Note that since $\mathbb{R}$ has no isolated points, here the result of 3) reads that every $G_{\delta}$-subset of $\mathbb{R}$ is a locus of continuity. But one might as well record the general case -- it's no more trouble...

Solution 2:

At Pete L. Clark's suggestion, I'm making a comment of mine into an answer.
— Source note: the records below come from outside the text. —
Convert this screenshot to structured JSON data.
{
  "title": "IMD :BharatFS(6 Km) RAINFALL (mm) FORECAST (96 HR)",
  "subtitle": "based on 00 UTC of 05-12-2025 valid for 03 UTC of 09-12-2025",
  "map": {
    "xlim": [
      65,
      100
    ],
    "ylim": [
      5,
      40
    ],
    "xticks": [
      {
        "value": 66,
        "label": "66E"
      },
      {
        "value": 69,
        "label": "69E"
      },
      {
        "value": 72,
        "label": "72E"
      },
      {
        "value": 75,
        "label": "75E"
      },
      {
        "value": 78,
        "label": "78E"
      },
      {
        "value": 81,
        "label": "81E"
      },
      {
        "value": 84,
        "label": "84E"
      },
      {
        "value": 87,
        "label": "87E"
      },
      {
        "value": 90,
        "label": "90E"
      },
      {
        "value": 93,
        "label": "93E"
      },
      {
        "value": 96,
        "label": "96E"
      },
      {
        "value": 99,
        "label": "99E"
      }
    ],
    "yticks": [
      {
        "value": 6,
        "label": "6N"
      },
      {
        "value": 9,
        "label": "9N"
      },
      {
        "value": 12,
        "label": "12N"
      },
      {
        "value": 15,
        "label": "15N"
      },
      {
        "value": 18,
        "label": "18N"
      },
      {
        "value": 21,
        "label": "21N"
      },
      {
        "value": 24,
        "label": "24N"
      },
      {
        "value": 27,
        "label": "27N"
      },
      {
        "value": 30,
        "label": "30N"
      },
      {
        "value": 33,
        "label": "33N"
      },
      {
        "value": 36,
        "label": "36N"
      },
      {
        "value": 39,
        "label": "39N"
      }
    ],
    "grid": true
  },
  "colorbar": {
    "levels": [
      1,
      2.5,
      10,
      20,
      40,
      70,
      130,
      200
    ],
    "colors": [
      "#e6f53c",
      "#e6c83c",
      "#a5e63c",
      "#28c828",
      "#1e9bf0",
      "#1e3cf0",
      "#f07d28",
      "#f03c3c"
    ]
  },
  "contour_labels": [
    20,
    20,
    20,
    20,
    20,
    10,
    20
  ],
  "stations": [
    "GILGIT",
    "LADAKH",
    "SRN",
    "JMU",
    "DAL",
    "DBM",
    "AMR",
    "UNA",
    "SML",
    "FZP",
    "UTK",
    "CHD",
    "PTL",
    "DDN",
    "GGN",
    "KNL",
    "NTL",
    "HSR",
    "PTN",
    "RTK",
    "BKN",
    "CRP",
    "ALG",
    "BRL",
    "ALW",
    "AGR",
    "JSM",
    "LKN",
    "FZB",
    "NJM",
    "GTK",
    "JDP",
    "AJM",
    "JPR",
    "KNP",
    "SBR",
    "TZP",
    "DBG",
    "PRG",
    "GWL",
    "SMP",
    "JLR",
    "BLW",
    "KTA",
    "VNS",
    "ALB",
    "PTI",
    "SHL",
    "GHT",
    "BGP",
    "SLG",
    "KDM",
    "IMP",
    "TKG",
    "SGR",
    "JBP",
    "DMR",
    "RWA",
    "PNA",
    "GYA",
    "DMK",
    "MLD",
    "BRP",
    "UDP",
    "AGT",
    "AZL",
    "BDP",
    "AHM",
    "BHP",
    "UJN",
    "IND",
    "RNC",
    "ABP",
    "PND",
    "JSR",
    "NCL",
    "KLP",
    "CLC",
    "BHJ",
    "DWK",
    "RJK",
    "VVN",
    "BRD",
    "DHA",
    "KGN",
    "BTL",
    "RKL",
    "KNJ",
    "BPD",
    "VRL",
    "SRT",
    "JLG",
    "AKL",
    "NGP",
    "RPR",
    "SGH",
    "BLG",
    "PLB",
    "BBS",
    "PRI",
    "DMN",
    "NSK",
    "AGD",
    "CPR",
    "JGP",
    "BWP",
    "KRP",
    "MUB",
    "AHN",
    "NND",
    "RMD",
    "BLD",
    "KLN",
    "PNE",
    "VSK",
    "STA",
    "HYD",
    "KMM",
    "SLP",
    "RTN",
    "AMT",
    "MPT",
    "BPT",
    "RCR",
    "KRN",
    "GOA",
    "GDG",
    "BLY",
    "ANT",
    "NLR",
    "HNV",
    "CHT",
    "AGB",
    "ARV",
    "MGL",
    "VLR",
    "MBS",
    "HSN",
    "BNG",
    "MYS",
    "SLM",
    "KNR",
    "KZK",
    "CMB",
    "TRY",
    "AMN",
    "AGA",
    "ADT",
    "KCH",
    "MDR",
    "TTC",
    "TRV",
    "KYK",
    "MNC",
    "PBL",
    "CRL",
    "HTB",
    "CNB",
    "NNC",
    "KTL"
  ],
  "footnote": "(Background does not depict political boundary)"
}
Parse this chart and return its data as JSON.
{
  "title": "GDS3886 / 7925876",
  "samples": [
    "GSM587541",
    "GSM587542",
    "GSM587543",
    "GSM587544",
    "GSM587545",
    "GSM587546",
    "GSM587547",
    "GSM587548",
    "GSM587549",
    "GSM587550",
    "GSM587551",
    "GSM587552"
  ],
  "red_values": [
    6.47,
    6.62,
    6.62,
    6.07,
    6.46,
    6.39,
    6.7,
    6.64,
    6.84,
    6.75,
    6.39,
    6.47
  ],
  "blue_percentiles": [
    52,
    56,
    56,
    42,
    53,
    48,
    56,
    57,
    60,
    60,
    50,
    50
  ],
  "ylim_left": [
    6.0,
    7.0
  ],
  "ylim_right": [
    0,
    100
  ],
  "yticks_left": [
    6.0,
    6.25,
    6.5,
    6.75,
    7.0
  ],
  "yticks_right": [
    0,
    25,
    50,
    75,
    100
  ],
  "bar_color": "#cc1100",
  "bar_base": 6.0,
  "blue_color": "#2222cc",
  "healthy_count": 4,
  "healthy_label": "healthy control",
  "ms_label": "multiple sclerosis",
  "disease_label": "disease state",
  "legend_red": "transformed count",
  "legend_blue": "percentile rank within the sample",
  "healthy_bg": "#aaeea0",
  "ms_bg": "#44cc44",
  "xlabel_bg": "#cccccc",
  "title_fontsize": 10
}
For those interested in precise references in the published literature for this result (and related results), see

http://groups.google.com/group/sci.math/msg/05dbc0ee4c69898e

I may repost that older post here, perhaps with additions that I didn't know about then (if I happen find any additional references in my stuff at home), but it'll take at least a day or two before I can correctly format all of that older post for posting here.

Solution 3:

The answer to your last question is No.

The Wikipedia article on Thomae's function gives an elegant proof of why this is impossible. It includes links to terms it uses. I'll present what it says here but I suggest you view it on Wikipedia:

A natural follow-up question one might ask is if there is a function which is continuous on the rational numbers and discontinuous on the irrational numbers.

This turns out to be impossible; the set of discontinuities of any function must be an Fσ set. If such a function existed, then the irrationals would be an Fσ set and hence, as they don't contain an interval, would also be a meager set.

It would follow that the real numbers, being a union of the irrationals and the rationals (which is evidently meager), would also be a meager set. This would contradict the Baire category theorem.